I walk to the bedroom and look out of the window. There is something totally unexpected in the garden.

A grey heron is in the pond, and, as I watch, the creature spots the rounded head of a frog. Once the bird is locked on target, there is no escape. The heron darts forward, squashes the frog between the blades of its bill and waits, as if uncertain what to do. The frog wriggles, and the heron dunks it into the water, once, twice. And then the bird throws back its head and, in a series of gulps, swallows the frog alive.

I do not know what to do. I feel protective towards the frogs, but the heron needs to eat too. The frogs have bred and there is spawn in the pond, so from a scientific point of view there is no need to be sentimental. But still. I have been away for two weeks and I suspect that the heron got used to visiting when things when quiet. The pond must have had a hundred frogs in it when we left. Hopefully some of them quit the water once the breeding was over, because on today’s evidence the heron could happily have eaten the lot.

What a magnificent creature, though. It is such a privilege to have a visit from a top predator. Close up, I can see the way that those yellow eyes point slightly forward to look down the stiletto of the beak, and the way that the mouth extends back beyond the bill, enabling an enormous gape. The plume of black feathers at the back of the head show that this is an adult bird, perhaps already getting ready for breeding. The heron leans forward, having spotted yet another frog, and I decide that I will intervene. I unlock the back door and open it, but it is not until I am outside on the patio that the bird reluctantly flaps those enormous wings and takes off, to survey me from the roof opposite.

I know that I will not deter the bird for long – after all, I will leave the house, and the heron will be back. But there has been so much loss in my life in the past few months that I feel as if I have to do something. The delicate bodies of the frogs seem no match for that rapier-bill and there is something unfair about the contest in this little pond that riles me. We are all small, soft-bodied creatures, and death will come for us and for everyone that we love with its cold, implacable gaze, but that does not mean we should not sometimes throw sand in its face. I am so lucky to have the graceful presence of the heron in my garden, but today, I want to tip the balance just a little in favour of the defenceless.

Photographs copyright © Bug Woman London

HOW TO WRITE A BLOG THAT PEOPLE WILL WANT TO READ: 11th-12th May & 9th-10th November 2019

Spend a weekend in an eighteenth century weaver’s house in Spitalfields and learn how to write a blog with The Gentle Author.

This course will examine the essential questions which need to be addressed if you wish to write a blog that people will want to read.

“Like those writers in fourteenth century Florence who discovered the sonnet but did not quite know what to do with it, we are presented with the new literary medium of the blog – which has quickly become omnipresent, with many millions writing online.
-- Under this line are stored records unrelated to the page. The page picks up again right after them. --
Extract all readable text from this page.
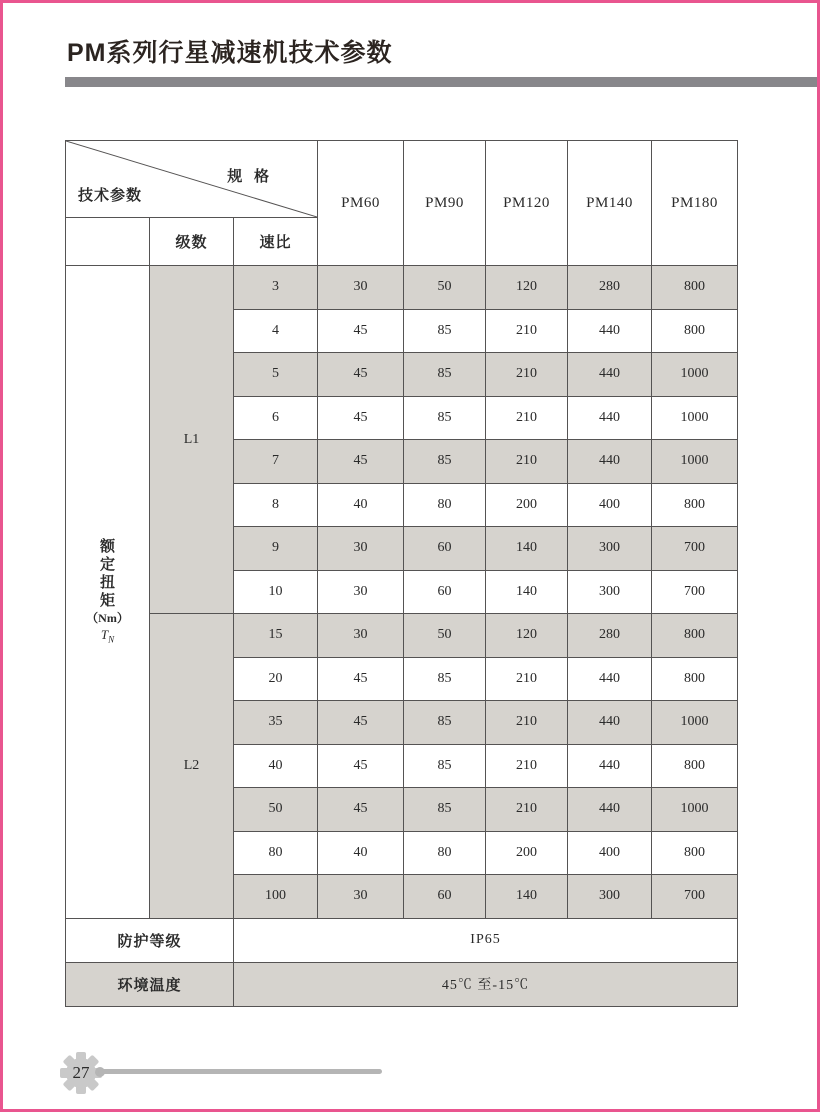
PM系列行星减速机技术参数
规 格
技术参数			PM60	PM90	PM120	PM140	PM180
	级数	速比					

额
定
扭
矩
（Nm）
$T_N$
	L1	3	30	50	120	280	800
		4	45	85	210	440	800
		5	45	85	210	440	1000
		6	45	85	210	440	1000
		7	45	85	210	440	1000
		8	40	80	200	400	800
		9	30	60	140	300	700
		10	30	60	140	300	700
	L2	15	30	50	120	280	800
		20	45	85	210	440	800
		35	45	85	210	440	1000
		40	45	85	210	440	800
		50	45	85	210	440	1000
		80	40	80	200	400	800
		100	30	60	140	300	700
防护等级		IP65					
环境温度		45℃ 至-15℃					
27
For my own part, I respect this nascent literary form by seeking to explore its own unique qualities and potential.” – The Gentle Author


1. How to find a voice – When you write, who are you writing to and what is your relationship with the reader?
2. How to find a subject – Why is it necessary to write and what do you have to tell?
3. How to find the form – What is the ideal manifestation of your material and how can a good structure give you momentum?
4. The relationship of pictures and words – Which comes first, the pictures or the words? Creating a dynamic relationship between your text and images.
5. How to write a pen portrait – Drawing on The Gentle Author’s experience, different strategies in transforming a conversation into an effective written evocation of a personality.
6. What a blog can do – A consideration of how telling stories on the internet can affect the temporal world.
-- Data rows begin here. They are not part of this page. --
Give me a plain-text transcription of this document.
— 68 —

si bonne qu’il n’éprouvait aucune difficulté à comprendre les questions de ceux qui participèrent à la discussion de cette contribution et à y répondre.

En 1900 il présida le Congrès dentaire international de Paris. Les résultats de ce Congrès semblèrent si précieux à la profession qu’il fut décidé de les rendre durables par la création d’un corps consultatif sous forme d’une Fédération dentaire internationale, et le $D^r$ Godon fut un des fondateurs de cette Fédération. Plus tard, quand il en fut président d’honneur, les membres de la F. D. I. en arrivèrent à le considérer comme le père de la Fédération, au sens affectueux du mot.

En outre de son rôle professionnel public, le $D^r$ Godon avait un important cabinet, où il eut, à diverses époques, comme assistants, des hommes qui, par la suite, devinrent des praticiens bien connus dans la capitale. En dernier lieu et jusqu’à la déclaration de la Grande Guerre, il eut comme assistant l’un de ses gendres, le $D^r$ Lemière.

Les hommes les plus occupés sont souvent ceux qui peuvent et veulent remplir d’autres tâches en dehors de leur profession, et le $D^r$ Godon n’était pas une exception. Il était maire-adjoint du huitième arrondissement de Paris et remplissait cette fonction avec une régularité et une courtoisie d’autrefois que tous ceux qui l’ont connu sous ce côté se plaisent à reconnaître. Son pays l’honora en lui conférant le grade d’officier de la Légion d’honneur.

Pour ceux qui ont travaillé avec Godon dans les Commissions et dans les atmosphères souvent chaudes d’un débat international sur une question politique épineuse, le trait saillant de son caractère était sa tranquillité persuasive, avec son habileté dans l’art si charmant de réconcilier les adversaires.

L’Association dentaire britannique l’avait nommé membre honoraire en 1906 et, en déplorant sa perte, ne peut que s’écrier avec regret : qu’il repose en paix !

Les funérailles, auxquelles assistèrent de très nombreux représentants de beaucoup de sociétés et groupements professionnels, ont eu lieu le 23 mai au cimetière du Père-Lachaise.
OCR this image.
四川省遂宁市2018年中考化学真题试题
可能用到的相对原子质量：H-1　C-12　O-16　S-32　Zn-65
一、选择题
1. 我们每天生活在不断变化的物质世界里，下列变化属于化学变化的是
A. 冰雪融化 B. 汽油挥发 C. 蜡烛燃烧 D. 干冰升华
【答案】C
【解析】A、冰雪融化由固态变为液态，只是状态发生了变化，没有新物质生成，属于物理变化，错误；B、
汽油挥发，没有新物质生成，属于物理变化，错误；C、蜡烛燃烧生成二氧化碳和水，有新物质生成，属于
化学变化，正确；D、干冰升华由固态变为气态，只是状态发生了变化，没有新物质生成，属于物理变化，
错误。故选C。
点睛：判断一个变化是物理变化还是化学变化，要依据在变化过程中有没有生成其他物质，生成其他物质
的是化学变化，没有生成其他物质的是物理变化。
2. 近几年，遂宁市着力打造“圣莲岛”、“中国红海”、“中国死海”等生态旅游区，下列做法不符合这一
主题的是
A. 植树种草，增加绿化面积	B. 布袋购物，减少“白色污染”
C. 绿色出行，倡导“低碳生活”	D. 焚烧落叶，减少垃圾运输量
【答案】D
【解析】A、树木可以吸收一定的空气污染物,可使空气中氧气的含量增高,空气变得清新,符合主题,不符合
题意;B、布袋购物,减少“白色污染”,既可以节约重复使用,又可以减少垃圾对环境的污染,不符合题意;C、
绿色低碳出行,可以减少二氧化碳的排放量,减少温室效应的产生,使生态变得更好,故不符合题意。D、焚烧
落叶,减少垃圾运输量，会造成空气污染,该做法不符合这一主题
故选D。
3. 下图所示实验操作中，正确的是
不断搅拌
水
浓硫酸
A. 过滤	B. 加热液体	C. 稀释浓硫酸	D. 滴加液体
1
In 2019 courses will be held at 5 Fournier St, Spitalfields on 11th-12th May & 9th-10th November. Each course runs from 10am-5pm on Saturday and 11am-5pm on Sunday.

Lunch will be catered by Leila’s Cafe of Arnold Circus and tea, coffee & cakes by the Townhouse are included within the course fee of £300.
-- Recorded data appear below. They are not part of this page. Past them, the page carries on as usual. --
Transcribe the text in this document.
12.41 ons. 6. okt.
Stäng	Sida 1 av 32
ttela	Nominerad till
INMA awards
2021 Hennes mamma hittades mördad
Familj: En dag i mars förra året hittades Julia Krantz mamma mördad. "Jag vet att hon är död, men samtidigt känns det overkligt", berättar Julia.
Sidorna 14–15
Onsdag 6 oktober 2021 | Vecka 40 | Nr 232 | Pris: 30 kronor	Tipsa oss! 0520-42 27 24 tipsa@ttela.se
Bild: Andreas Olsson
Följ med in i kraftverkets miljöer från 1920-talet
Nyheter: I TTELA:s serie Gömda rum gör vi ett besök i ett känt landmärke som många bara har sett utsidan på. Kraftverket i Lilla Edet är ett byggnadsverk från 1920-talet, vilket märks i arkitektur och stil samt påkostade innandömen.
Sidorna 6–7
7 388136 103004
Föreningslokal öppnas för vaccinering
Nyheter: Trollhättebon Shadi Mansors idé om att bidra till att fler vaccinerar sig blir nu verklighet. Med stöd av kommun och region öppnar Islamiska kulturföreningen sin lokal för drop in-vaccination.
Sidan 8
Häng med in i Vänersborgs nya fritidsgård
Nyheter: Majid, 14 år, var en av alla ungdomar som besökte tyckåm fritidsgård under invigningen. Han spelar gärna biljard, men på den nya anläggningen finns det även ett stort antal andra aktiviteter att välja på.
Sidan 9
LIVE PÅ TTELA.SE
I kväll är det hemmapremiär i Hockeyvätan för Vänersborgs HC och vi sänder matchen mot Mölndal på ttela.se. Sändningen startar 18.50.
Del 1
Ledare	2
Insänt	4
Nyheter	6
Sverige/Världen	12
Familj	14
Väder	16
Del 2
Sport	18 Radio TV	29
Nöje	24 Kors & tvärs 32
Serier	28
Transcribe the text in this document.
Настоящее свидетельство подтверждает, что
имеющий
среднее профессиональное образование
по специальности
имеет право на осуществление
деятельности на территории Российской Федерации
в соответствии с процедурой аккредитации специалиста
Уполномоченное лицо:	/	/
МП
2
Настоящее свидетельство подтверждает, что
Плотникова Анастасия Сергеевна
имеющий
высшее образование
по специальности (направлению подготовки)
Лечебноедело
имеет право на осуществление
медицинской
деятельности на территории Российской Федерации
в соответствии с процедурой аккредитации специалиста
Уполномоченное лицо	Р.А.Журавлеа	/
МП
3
Accomodation at 5 Fournier St is available upon enquiry to Fiona Atkins

Email to book a place on the course.

12 Responses leave one →
  1. Jennifer Blain permalink
    April 11, 2019

    Bug Woman; a beautiful, tender piece of writing. Congratulations

  2. April 11, 2019

    Thank you, Gentle Author! Your course changed my life, and i hope that the next one does the same for your aspiring bloggers.

  3. Greg Tingey permalink
    April 11, 2019

    A little Egret flew over me in central Walthamstow, yesterday.
    They are to be seen, fairly frequently from the Walthamstow-Liverpool St trains, by the intermediate spillway, just before you get to where Hall Farm Junction used to be …

  4. April 11, 2019

    That’s a great piece of writing.

  5. Coralie Mattys permalink
    April 11, 2019

    Brilliant! Reminds me of my life on the River Lea – thanks!

  6. Richard Smith permalink
    April 11, 2019

    A beautiful piece of writing that I enjoyed so much despite the tears welling up in my eyes. Thank you.

  7. Jennifer Taylor permalink
    April 11, 2019

    Beautifully written!

  8. Paul Loften permalink
    April 11, 2019

    A very descriptive and poignant essay. The conversation with her dad touched me deeply. It made me realise how lucky I was to know both my parents and their memories right up to the very end of their lives. Your tution has now brought to us some serious writers. Long may you continue with your own blog I think its remarkable.

  9. Aline permalink
    April 11, 2019

    What an exquisite piece of writing. Tears in my eyes.

  10. Sonia Murray permalink
    April 11, 2019

    A lovely and evocative article. Thank you, Bug Woman!

  11. April 12, 2019

    What a beautiful piece. Your blog course has enhanced many lives. Thank you.

  12. Jill Wilson permalink
    April 13, 2019

    Yes – a beautifully written piece and it makes me realise how lucky I was that I didn’t have to take any trips to Dadland (my Dad just declined physically to a gentle end).

    GA – you must be very proud of the work your bloggers do.